Monday, July 3, 2017

Memoir


I
My sister was born in August, when I was 3 years and 48 weeks old. I knew that this was so. Why did I sometimes remember seeing a Christmas tree when Aunt Olive told me there was a new baby?

II
One rainy springtime afternoon (probably in 1931, for this is a clear memory) I was sitting on my mother's lap in the apartment sunroom. My mother had been singing songs to me from a book called "Songs of a Child Year" — a book based on Pestalozzi's theories of early education. My mother had been asking me for my favorite songs. I soon asked for one about civic duty and a young boy being called away from home. She had often sung this song to me, so I was startled when she suddenly started crying and couldn't finish the song. She held me closely and told me that his was her problem; I had done nothing wrong. In later years she often shared this song with me — and with my sister after she became part of the family. But I did wonder sometimes why she had cried.

III
My mother had an uncanny way of knowing the gender of an unborn child. The only time I ever knew of her being in error was in the case of my sister —who was supposed to have been a boy; the selected name for the baby was Robert Ray.
I wasn't  aware that this fact bothered me until after I had learned the answer.

IV
In 1942 we were staying with my grandmother in Northern Indiana — my mother, my sister, Aunt Ida and I — while my father and his brother (Aunt Ida's husband) stayed in Chicago for the second term of Summer School.

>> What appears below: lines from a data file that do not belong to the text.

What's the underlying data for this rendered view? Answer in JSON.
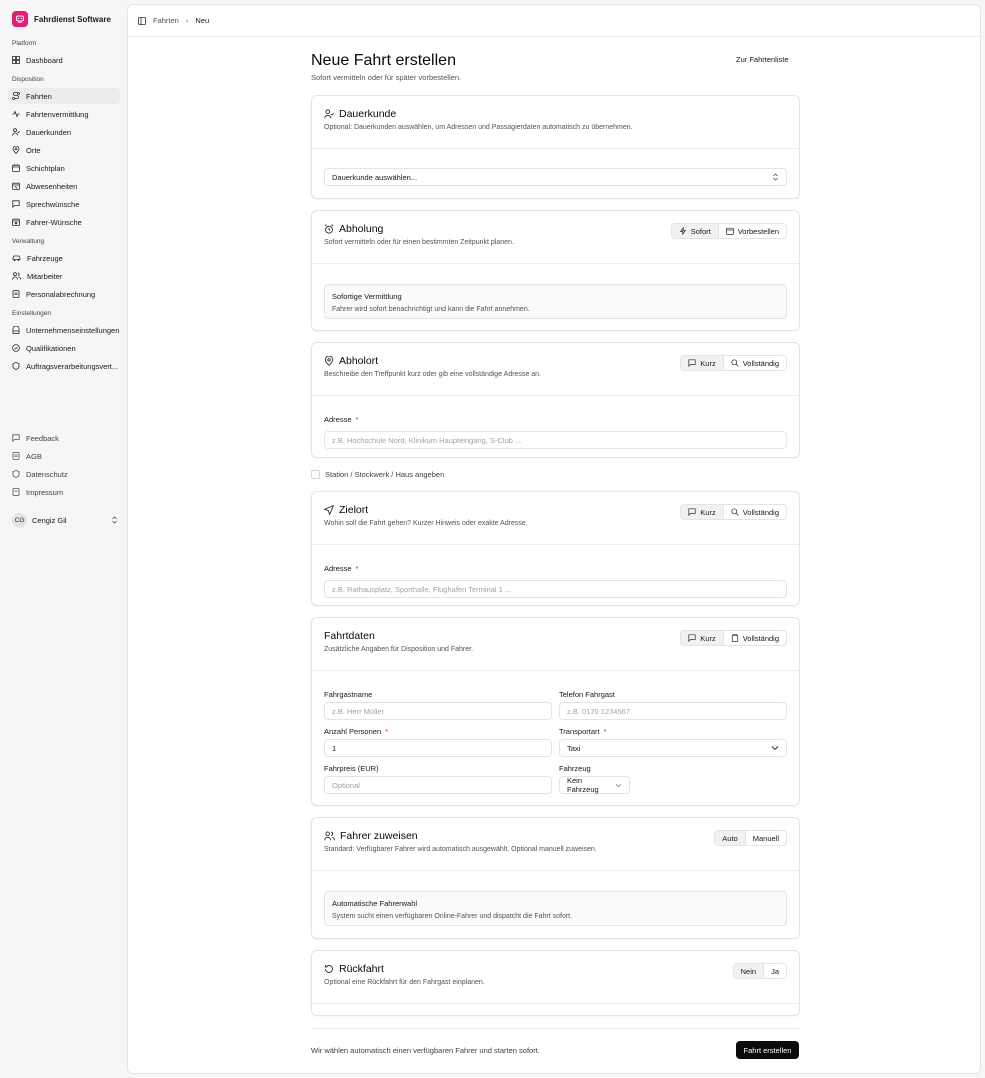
{
  "app": {
    "name": "Fahrdienst Software"
  },
  "sidebar": {
    "groups": [
      {
        "label": "Platform"
      },
      {
        "label": "Disposition"
      },
      {
        "label": "Verwaltung"
      },
      {
        "label": "Einstellungen"
      }
    ],
    "items": [
      {
        "label": "Dashboard"
      },
      {
        "label": "Fahrten"
      },
      {
        "label": "Fahrtenvermittlung"
      },
      {
        "label": "Dauerkunden"
      },
      {
        "label": "Orte"
      },
      {
        "label": "Schichtplan"
      },
      {
        "label": "Abwesenheiten"
      },
      {
        "label": "Sprechwünsche"
      },
      {
        "label": "Fahrer-Wünsche"
      },
      {
        "label": "Fahrzeuge"
      },
      {
        "label": "Mitarbeiter"
      },
      {
        "label": "Personalabrechnung"
      },
      {
        "label": "Unternehmenseinstellungen"
      },
      {
        "label": "Qualifikationen"
      },
      {
        "label": "Auftragsverarbeitungsvert..."
      }
    ],
    "footer": [
      {
        "label": "Feedback"
      },
      {
        "label": "AGB"
      },
      {
        "label": "Datenschutz"
      },
      {
        "label": "Impressum"
      }
    ],
    "user": {
      "initials": "CG",
      "name": "Cengiz Gil"
    }
  },
  "breadcrumb": {
    "parent": "Fahrten",
    "current": "Neu"
  },
  "page": {
    "title": "Neue Fahrt erstellen",
    "subtitle": "Sofort vermitteln oder für später vorbestellen.",
    "back_link": "Zur Fahrtenliste"
  },
  "dauerkunde": {
    "title": "Dauerkunde",
    "subtitle": "Optional: Dauerkunden auswählen, um Adressen und Passagierdaten automatisch zu übernehmen.",
    "select": "Dauerkunde auswählen..."
  },
  "abholung": {
    "title": "Abholung",
    "subtitle": "Sofort vermitteln oder für einen bestimmten Zeitpunkt planen.",
    "opt_now": "Sofort",
    "opt_later": "Vorbestellen",
    "info_title": "Sofortige Vermittlung",
    "info_text": "Fahrer wird sofort benachrichtigt und kann die Fahrt annehmen."
  },
  "abholort": {
    "title": "Abholort",
    "subtitle": "Beschreibe den Treffpunkt kurz oder gib eine vollständige Adresse an.",
    "opt_short": "Kurz",
    "opt_full": "Vollständig",
    "address_label": "Adresse",
    "address_placeholder": "z.B. Hochschule Nord, Klinikum Haupteingang, S-Club ..."
  },
  "station_checkbox": "Station / Stockwerk / Haus angeben",
  "zielort": {
    "title": "Zielort",
    "subtitle": "Wohin soll die Fahrt gehen? Kurzer Hinweis oder exakte Adresse.",
    "opt_short": "Kurz",
    "opt_full": "Vollständig",
    "address_label": "Adresse",
    "address_placeholder": "z.B. Rathausplatz, Sporthalle, Flughafen Terminal 1 ..."
  },
  "fahrtdaten": {
    "title": "Fahrtdaten",
    "subtitle": "Zusätzliche Angaben für Disposition und Fahrer.",
    "opt_short": "Kurz",
    "opt_full": "Vollständig",
    "name_label": "Fahrgastname",
    "name_placeholder": "z.B. Herr Müller",
    "phone_label": "Telefon Fahrgast",
    "phone_placeholder": "z.B. 0170 1234567",
    "persons_label": "Anzahl Personen",
    "persons_value": "1",
    "transport_label": "Transportart",
    "transport_value": "Taxi",
    "price_label": "Fahrpreis (EUR)",
    "price_placeholder": "Optional",
    "vehicle_label": "Fahrzeug",
    "vehicle_value": "Kein Fahrzeug"
  },
  "fahrer": {
    "title": "Fahrer zuweisen",
    "subtitle": "Standard: Verfügbarer Fahrer wird automatisch ausgewählt. Optional manuell zuweisen.",
    "opt_auto": "Auto",
    "opt_manual": "Manuell",
    "info_title": "Automatische Fahrerwahl",
    "info_text": "System sucht einen verfügbaren Online-Fahrer und dispatcht die Fahrt sofort."
  },
  "rueckfahrt": {
    "title": "Rückfahrt",
    "subtitle": "Optional eine Rückfahrt für den Fahrgast einplanen.",
    "opt_no": "Nein",
    "opt_yes": "Ja"
  },
  "footer": {
    "note": "Wir wählen automatisch einen verfügbaren Fahrer und starten sofort.",
    "submit": "Fahrt erstellen"
  }
}
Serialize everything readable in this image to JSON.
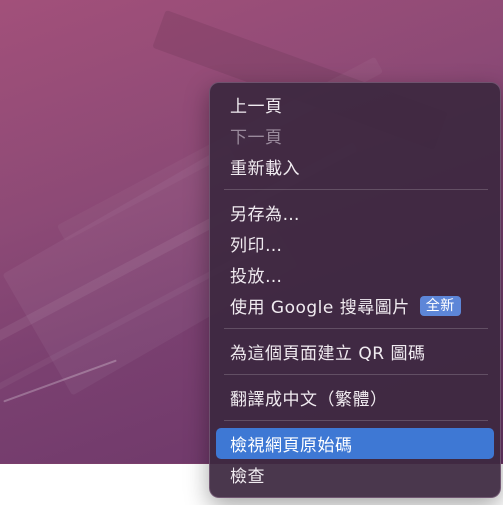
{
  "menu": {
    "group1": [
      {
        "label": "上一頁",
        "enabled": true
      },
      {
        "label": "下一頁",
        "enabled": false
      },
      {
        "label": "重新載入",
        "enabled": true
      }
    ],
    "group2": [
      {
        "label": "另存為…",
        "enabled": true
      },
      {
        "label": "列印…",
        "enabled": true
      },
      {
        "label": "投放…",
        "enabled": true
      },
      {
        "label": "使用 Google 搜尋圖片",
        "enabled": true,
        "badge": "全新"
      }
    ],
    "group3": [
      {
        "label": "為這個頁面建立 QR 圖碼",
        "enabled": true
      }
    ],
    "group4": [
      {
        "label": "翻譯成中文（繁體）",
        "enabled": true
      }
    ],
    "group5": [
      {
        "label": "檢視網頁原始碼",
        "enabled": true,
        "selected": true
      },
      {
        "label": "檢查",
        "enabled": true
      }
    ]
  },
  "colors": {
    "selection": "#3e78d4",
    "badge": "#5d86d8",
    "menu_bg": "#3c2840"
  }
}
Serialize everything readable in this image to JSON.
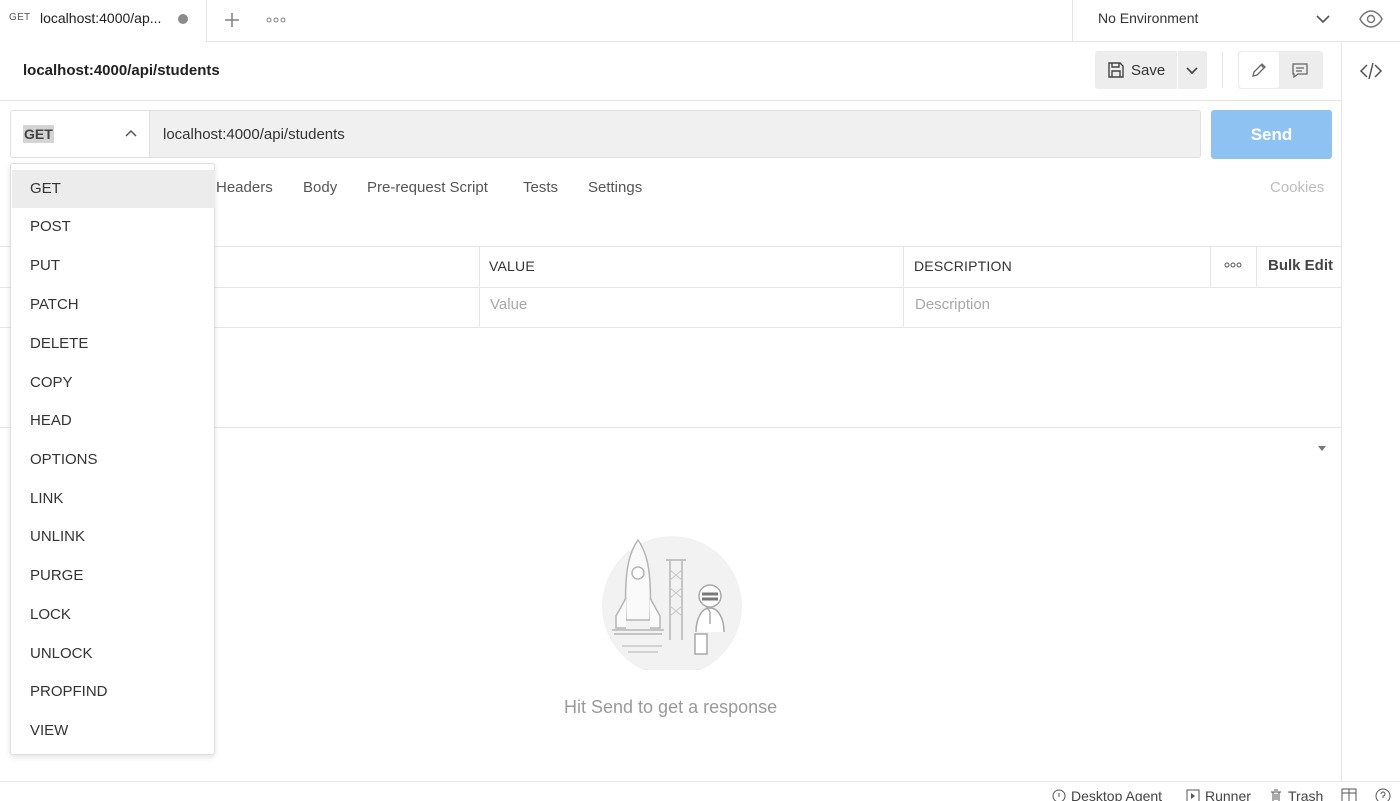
{
  "tab": {
    "method": "GET",
    "title": "localhost:4000/ap..."
  },
  "environment": {
    "selected": "No Environment"
  },
  "request": {
    "name": "localhost:4000/api/students",
    "method": "GET",
    "url": "localhost:4000/api/students"
  },
  "toolbar": {
    "save_label": "Save",
    "send_label": "Send"
  },
  "request_tabs": [
    "Headers",
    "Body",
    "Pre-request Script",
    "Tests",
    "Settings"
  ],
  "cookies_label": "Cookies",
  "params_table": {
    "columns": [
      "VALUE",
      "DESCRIPTION"
    ],
    "bulk_edit": "Bulk Edit",
    "value_placeholder": "Value",
    "description_placeholder": "Description"
  },
  "response": {
    "empty_message": "Hit Send to get a response"
  },
  "footer": {
    "desktop_agent": "Desktop Agent",
    "runner": "Runner",
    "trash": "Trash"
  },
  "method_menu": {
    "items": [
      "GET",
      "POST",
      "PUT",
      "PATCH",
      "DELETE",
      "COPY",
      "HEAD",
      "OPTIONS",
      "LINK",
      "UNLINK",
      "PURGE",
      "LOCK",
      "UNLOCK",
      "PROPFIND",
      "VIEW"
    ],
    "highlighted": "GET"
  },
  "colors": {
    "send_button": "#8ec2f3",
    "menu_highlight": "#ececec",
    "url_background": "#f0f0f0"
  },
  "icons": [
    "plus-icon",
    "more-horizontal-icon",
    "chevron-down-icon",
    "eye-icon",
    "code-icon",
    "save-icon",
    "pencil-icon",
    "comment-icon",
    "caret-down-icon",
    "info-icon",
    "play-icon",
    "trash-icon",
    "two-pane-icon",
    "help-icon"
  ]
}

One day Aunt Ida went to the town cemetery with my 11-year-old sister. In the course of the conversation, Aunt Ida asked my sister where our baby brother was buried. Rae's "what brother?" reaction told Aunt Ida that she had erred, so she said it was mother's story to tell.

Rae came to me to find out, but I didn't know either. When we got home to St. Louis, we asked Aunt Olive (my mother's sister). And from Aunt Olive we learned that there had been a boy born Christmas eve who didn't live for even 24 hours. And we learned that mother didn't talk about it — so we never did.

V: Coda
So now I knew that I wasn't wrong about the Christmas tree and now I kew why my mother cried over the boy who left his family and now Rae and I knew why mother thought she'd be a boy.

Very early in my working with genealogy the state of Missouri began to place vital statistics records on line. My reporter son (who lives in Jefferson City) learned about the site. In his explorations, he discovered the existence of baby Strickler"s death certificate. Now we have the document of his story.

VI: Musings

My mother was born in 1891; she grew up with Victorian/Edwardian principles guiding her social learnings. Although she became a modern woman, I believe her silence about the loss was based o those earlier teachings. I wonder if she would have been more happy if she had been able to talk about her hurt.

And — as I was composing this blog, I wonder what my life would have been like had I been big sister to a  boy, instead of the sister I fell in love with the day she came home from the hospital.